When you are engaged in a merger or acquisition, the regulatory authorities might sometimes require you to obtain an independent opinion on the financial aspects of the transaction. Even when this is not the case, it is important for you to ensure that the transaction is fair.
How does it work?
- A fairness opinion may be desirable when one of the parties to the transaction considers that a higher level of control is needed. This might be so, for instance, when:
- An independent opinion is desired regarding the value of the takeover;
- There is a potential conflict of interest (minority buyout, share classes with different rights, etc.);
- Management or board members stand to benefit from the transaction;
- The transaction entails significant changes to the share capital;
- The planned changes will adversely affect the competitiveness of one of the parties, etc.
- The Business Valuation team at Corporate Finance specialises in opinions of this kind. Having been called in, the team proceeds in three stages:
- Stage 1: analysis of the context of the transaction and any specific aspects in order to identify potential conflicts of interest. The resources and time needed to issue a fairness opinion are estimated based on the results of this preliminary analysis.
- Stage 2: analysis of documentation and client interview, financial modelling and evaluation. A preliminary evaluation report is drafted and re-examined, and any specific problems are identified.

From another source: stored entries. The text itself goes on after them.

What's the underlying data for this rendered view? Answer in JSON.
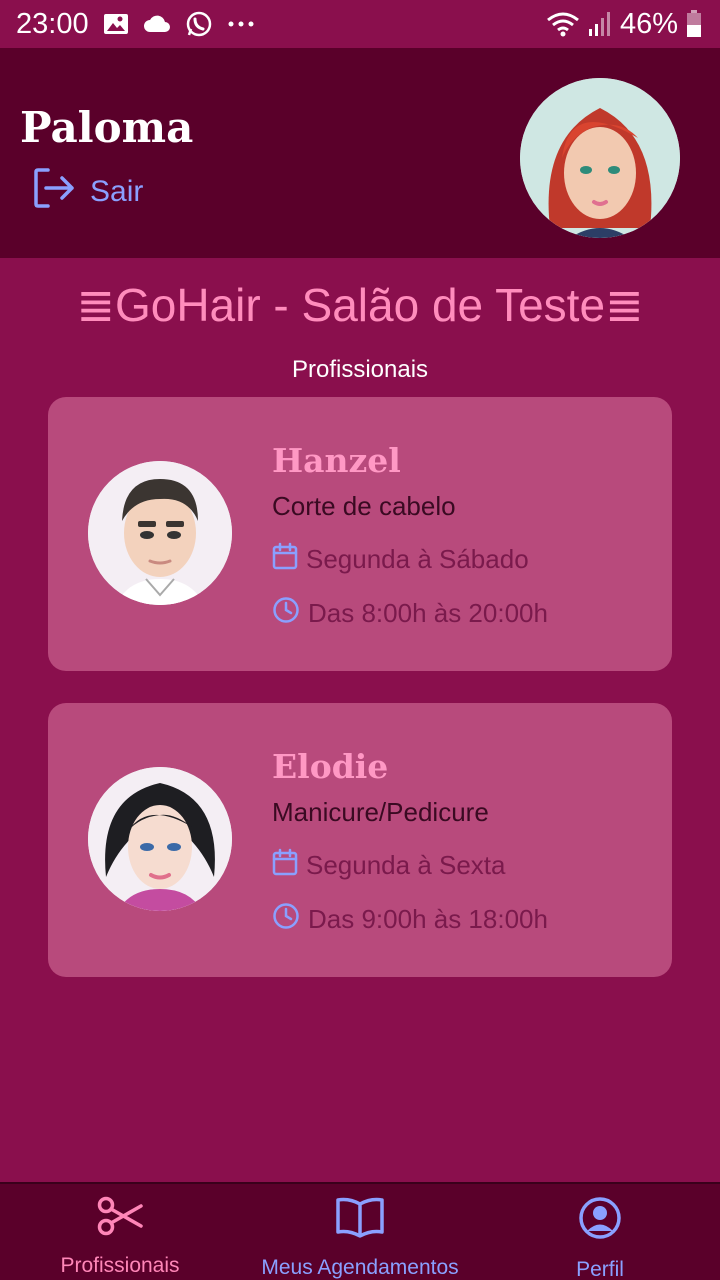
{
  "status_bar": {
    "time": "23:00",
    "battery": "46%"
  },
  "header": {
    "user_name": "Paloma",
    "logout_label": "Sair"
  },
  "salon": {
    "title": "≣GoHair - Salão de Teste≣",
    "section_label": "Profissionais"
  },
  "professionals": [
    {
      "name": "Hanzel",
      "service": "Corte de cabelo",
      "days": "Segunda à Sábado",
      "hours": "Das 8:00h às 20:00h"
    },
    {
      "name": "Elodie",
      "service": "Manicure/Pedicure",
      "days": "Segunda à Sexta",
      "hours": "Das 9:00h às 18:00h"
    }
  ],
  "bottom_nav": {
    "items": [
      {
        "label": "Profissionais",
        "icon": "scissors-icon"
      },
      {
        "label": "Meus Agendamentos",
        "icon": "book-icon"
      },
      {
        "label": "Perfil",
        "icon": "user-circle-icon"
      }
    ]
  },
  "colors": {
    "background": "#8a0f4d",
    "header": "#5a002a",
    "card": "#b84a7c",
    "accent_pink": "#ff8cbc",
    "accent_blue": "#8aa0ff"
  }
}
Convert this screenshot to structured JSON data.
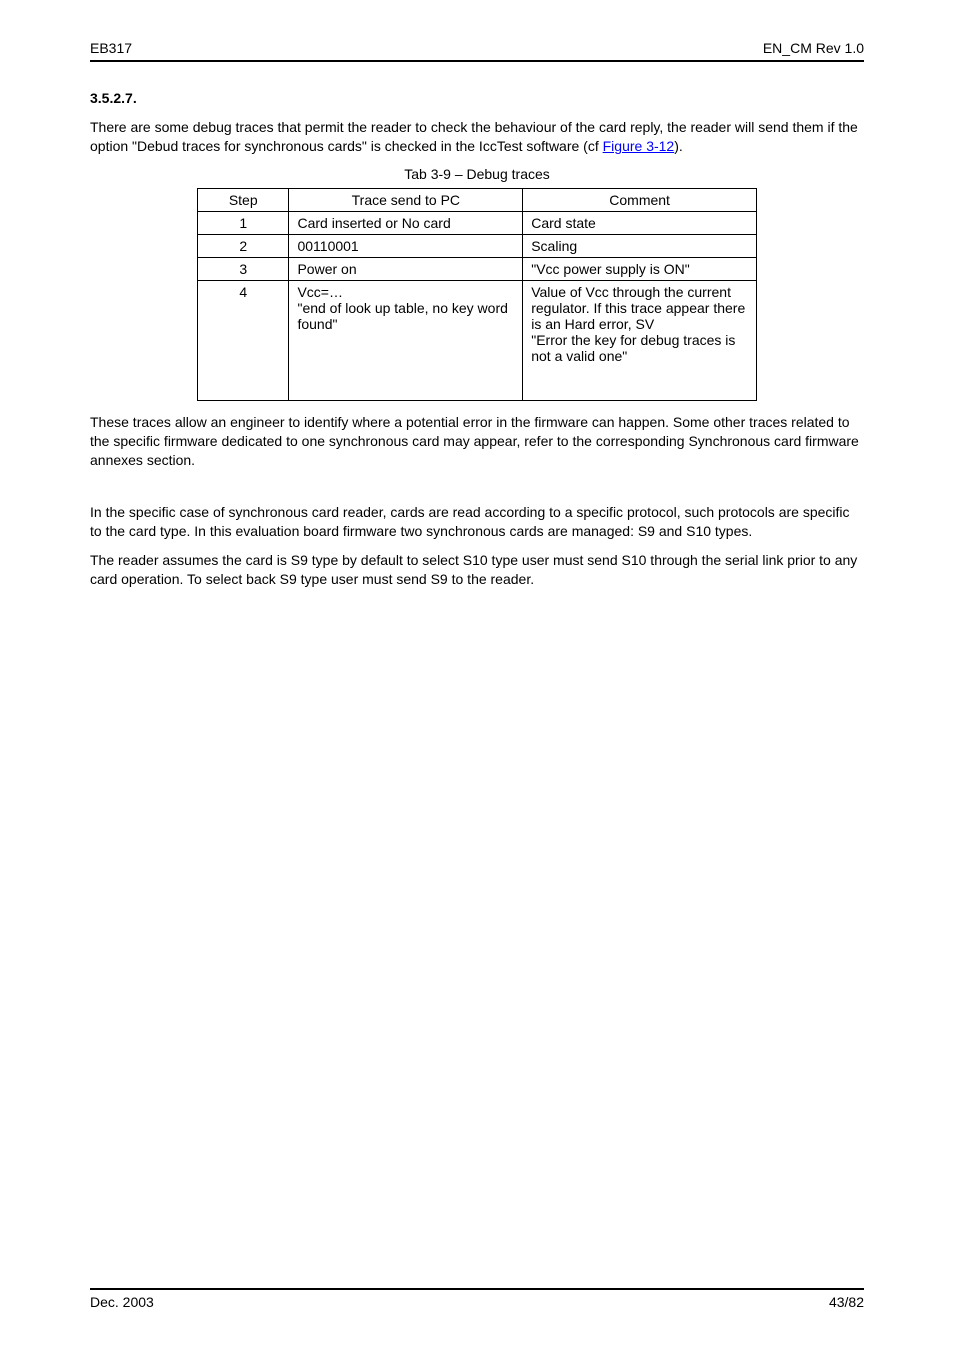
{
  "header": {
    "left": "EB317",
    "right": "EN_CM Rev 1.0"
  },
  "section_num": "3.5.2.7.",
  "intro": "There are some debug traces that permit the reader to check the behaviour of the card reply, the reader will send them if the option \"Debud traces for synchronous cards\" is checked in the IccTest software (cf Figure 3-12).",
  "tab_caption": "Tab 3-9 – Debug traces",
  "table": {
    "headers": [
      "Step",
      "Trace send to PC",
      "Comment"
    ],
    "rows": [
      {
        "c1": "1",
        "c2": "Card inserted  or  No card",
        "c3": "Card state"
      },
      {
        "c1": "2",
        "c2": "00110001",
        "c3": "Scaling"
      },
      {
        "c1": "3",
        "c2": "Power on",
        "c3": "\"Vcc power supply is ON\""
      },
      {
        "c1": "4",
        "c2": "Vcc=…\n\"end of look up table, no key word found\"",
        "c3": "Value of Vcc through the current regulator. If this trace appear there is an Hard error, SV\n\"Error the key for debug traces is not a valid one\""
      }
    ]
  },
  "para1": "These traces allow an engineer to identify where a potential error in the firmware can happen. Some other traces related to the specific firmware dedicated to one synchronous card may appear, refer to the corresponding Synchronous card firmware annexes section.",
  "para2": "In the specific case of synchronous card reader, cards are read according to a specific protocol, such protocols are specific to the card type. In this evaluation board firmware two synchronous cards are managed: S9 and S10 types.",
  "para3": "The reader assumes the card is S9 type by default to select S10 type user must send S10 through the serial link prior to any card operation. To select back S9 type user must send S9 to the reader.",
  "footer": {
    "left": "Dec. 2003",
    "right": "43/82"
  }
}
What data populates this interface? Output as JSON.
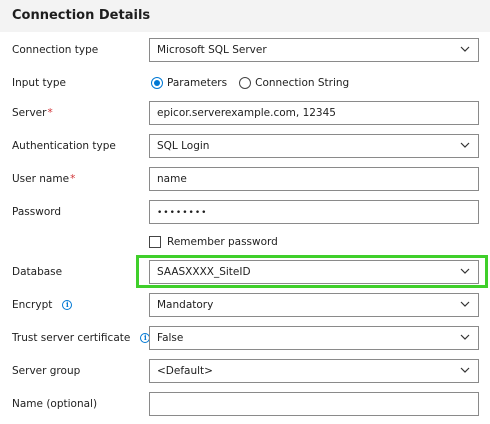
{
  "panel": {
    "title": "Connection Details"
  },
  "form": {
    "connection_type": {
      "label": "Connection type",
      "value": "Microsoft SQL Server"
    },
    "input_type": {
      "label": "Input type",
      "options": [
        "Parameters",
        "Connection String"
      ],
      "selected": "Parameters"
    },
    "server": {
      "label": "Server",
      "required_mark": "*",
      "value": "epicor.serverexample.com, 12345"
    },
    "authentication_type": {
      "label": "Authentication type",
      "value": "SQL Login"
    },
    "user_name": {
      "label": "User name",
      "required_mark": "*",
      "value": "name"
    },
    "password": {
      "label": "Password",
      "value": "••••••••"
    },
    "remember_password": {
      "label": "Remember password",
      "checked": false
    },
    "database": {
      "label": "Database",
      "value": "SAASXXXX_SiteID"
    },
    "encrypt": {
      "label": "Encrypt",
      "value": "Mandatory"
    },
    "trust_server_certificate": {
      "label": "Trust server certificate",
      "value": "False"
    },
    "server_group": {
      "label": "Server group",
      "value": "<Default>"
    },
    "name_optional": {
      "label": "Name (optional)",
      "value": ""
    }
  },
  "icons": {
    "info": "i"
  },
  "colors": {
    "highlight": "#3fcf2a",
    "accent": "#0078d4",
    "required": "#d13438",
    "header_bg": "#f3f3f3"
  }
}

The Management Representation Letter and Fairness Opinion Letter are drafted.
- Stage 3: the documents are presented to the clients for their opinion and possible amendment, following which the final version is presented to the interested parties.
- Security: management and the board of directors are supported in their decision.
Good to know
- It is essential to involve your relationship manager and a Corporate Finance Officer as early as possible in the analysis of your strategic options.
- The Fairness Opinion process takes about three to four weeks.
- The cost is calculated according to factors such as the complexity of the transaction, the sensitivity of the situation (risk of conflict, for instance) and the duration of the transaction. Generally speaking, the value of the transaction is not taken into account.
- In most cases, a fairness opinion comprises independent advice. It is also possible, however, for the bank to issue an opinion within the context of an existing business relationship.
- No minimum rating is required and all business sectors can be taken into consideration.